This comment was from Mark Greene on The New Bigotry
This issue of how to reduce the reactivity on our political discourse is central to my thinking of late.
Over the last ten years the internet has allowed for a style of contentious dialogue that has phased in from the impersonal towards the personal over time. We all experienced the Huffington Post style of debate whereby we argued venomously with strangers. I think these arguments did hone our understanding of the political spin we were confronting nationally, but it also allowed and even encouraged a disrespect for civilized discussion. Online debate became a blood sport and an act of venting over and over again.
THEN along came Facebook and friends we had not seen since Jr. High School, many of which now held views antithetical to our own. Suddenly, the venom we had learned to spew with strangers was flowing toward people whom we did know on some level and whose kids we could see in photos… Now the question began to arise, at least for me, of who benefits from all this venomous debate? Who is encouraging all these binary simplified black and white arguments? The Karl Roves and James Carvilles of the world.
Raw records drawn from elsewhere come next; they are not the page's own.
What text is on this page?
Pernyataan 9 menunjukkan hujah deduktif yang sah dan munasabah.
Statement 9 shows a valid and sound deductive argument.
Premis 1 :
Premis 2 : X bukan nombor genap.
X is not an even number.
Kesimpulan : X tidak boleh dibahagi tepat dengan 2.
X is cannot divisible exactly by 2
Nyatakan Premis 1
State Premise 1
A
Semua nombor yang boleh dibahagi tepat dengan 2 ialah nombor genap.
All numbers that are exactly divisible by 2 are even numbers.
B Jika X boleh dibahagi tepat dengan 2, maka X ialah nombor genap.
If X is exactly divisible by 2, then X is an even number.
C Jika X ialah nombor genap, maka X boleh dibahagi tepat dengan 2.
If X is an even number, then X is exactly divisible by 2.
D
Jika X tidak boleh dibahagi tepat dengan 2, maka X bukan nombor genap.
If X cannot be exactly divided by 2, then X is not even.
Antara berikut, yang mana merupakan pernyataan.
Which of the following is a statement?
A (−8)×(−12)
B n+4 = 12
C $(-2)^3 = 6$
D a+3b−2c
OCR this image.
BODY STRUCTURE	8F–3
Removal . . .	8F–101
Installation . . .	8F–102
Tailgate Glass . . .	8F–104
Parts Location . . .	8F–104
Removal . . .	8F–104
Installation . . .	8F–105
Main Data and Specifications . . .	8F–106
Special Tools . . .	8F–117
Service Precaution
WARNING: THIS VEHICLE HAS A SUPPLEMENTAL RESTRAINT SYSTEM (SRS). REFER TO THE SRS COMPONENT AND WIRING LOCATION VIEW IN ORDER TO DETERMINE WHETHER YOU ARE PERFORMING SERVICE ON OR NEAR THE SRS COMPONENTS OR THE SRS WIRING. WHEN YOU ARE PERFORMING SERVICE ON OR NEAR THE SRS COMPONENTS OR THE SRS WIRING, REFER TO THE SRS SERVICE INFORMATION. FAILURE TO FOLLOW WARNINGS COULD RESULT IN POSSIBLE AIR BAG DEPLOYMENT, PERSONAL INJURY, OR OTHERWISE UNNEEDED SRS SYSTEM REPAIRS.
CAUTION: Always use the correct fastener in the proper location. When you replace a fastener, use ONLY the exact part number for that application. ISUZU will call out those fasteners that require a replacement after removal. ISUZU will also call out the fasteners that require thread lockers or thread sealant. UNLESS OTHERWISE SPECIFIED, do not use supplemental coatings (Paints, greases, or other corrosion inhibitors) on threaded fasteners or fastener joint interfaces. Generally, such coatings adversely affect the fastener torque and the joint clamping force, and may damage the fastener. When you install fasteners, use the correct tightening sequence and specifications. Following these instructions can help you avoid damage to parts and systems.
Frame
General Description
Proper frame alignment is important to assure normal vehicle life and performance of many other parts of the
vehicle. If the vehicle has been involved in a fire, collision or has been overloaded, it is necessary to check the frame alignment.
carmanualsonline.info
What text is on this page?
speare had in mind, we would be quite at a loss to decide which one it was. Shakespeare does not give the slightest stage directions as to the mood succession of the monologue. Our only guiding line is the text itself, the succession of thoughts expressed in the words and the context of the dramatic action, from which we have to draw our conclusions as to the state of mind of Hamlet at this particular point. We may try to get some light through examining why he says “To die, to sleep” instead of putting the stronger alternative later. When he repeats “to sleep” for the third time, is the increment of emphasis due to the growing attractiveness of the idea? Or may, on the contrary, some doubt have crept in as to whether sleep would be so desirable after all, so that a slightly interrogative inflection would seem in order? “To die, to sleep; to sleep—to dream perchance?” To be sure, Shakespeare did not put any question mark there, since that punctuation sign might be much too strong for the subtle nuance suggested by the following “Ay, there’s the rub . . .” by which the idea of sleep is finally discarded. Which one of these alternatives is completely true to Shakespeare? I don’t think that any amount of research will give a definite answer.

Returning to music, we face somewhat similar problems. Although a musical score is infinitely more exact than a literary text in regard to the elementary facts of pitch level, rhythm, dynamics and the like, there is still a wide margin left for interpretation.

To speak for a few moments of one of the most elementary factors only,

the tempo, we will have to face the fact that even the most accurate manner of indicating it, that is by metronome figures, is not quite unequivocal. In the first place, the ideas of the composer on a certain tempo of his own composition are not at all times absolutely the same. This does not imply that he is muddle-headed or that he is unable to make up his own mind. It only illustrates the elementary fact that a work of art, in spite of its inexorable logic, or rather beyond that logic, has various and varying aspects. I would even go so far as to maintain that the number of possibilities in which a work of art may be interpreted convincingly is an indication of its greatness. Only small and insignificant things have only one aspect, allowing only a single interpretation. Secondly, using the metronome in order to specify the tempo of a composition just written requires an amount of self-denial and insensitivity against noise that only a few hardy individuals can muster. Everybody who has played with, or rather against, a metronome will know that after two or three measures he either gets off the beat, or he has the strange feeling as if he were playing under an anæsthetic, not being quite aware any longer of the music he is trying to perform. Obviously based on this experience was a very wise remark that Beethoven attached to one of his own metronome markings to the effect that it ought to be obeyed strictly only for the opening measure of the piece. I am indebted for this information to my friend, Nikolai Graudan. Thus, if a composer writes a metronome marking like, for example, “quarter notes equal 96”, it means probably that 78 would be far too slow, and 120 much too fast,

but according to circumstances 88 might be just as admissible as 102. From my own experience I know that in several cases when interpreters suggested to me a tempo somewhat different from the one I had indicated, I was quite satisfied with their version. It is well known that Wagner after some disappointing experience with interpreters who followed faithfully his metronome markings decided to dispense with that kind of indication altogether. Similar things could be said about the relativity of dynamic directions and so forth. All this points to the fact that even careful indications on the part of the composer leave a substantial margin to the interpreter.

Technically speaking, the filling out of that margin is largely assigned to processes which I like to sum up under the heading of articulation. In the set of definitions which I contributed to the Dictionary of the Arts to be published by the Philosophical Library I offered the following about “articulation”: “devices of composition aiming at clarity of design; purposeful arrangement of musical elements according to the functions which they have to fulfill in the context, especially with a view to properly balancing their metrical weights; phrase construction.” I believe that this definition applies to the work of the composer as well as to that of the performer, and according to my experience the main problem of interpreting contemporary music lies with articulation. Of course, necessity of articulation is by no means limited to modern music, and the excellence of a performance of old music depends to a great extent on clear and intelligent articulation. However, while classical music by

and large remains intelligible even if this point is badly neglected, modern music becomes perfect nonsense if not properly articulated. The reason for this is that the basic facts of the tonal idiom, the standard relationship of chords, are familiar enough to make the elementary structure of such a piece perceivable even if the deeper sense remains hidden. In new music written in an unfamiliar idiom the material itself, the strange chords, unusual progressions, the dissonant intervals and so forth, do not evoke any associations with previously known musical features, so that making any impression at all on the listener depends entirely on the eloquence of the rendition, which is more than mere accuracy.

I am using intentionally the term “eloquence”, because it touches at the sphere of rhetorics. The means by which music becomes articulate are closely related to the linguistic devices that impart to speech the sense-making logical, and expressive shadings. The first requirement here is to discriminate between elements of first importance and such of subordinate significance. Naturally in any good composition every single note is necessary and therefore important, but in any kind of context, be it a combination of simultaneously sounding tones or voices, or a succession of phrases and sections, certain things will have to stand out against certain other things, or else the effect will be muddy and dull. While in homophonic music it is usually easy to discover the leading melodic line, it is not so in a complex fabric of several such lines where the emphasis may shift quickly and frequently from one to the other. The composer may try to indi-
I sensed a divide and conquer component in all of this in which Americans were encouraged to hate Americans, as if we don’t all love our children and don’t all hope for a decent world for them to grow up in.
The long and short of it is, we need to learn to be in conversation without being so reactive and combative. If we can begin to listen to what is being said beyond the back and forth of the polar opposites, we can all find common ground and begin to find common agendas that our political leadership will have no choice but to act on.
Said another way. You want to scare the crap out of the politicians in Washington? Figure out what we all agree on instead of continuing to be led by the nose to hammer away at wedge issues.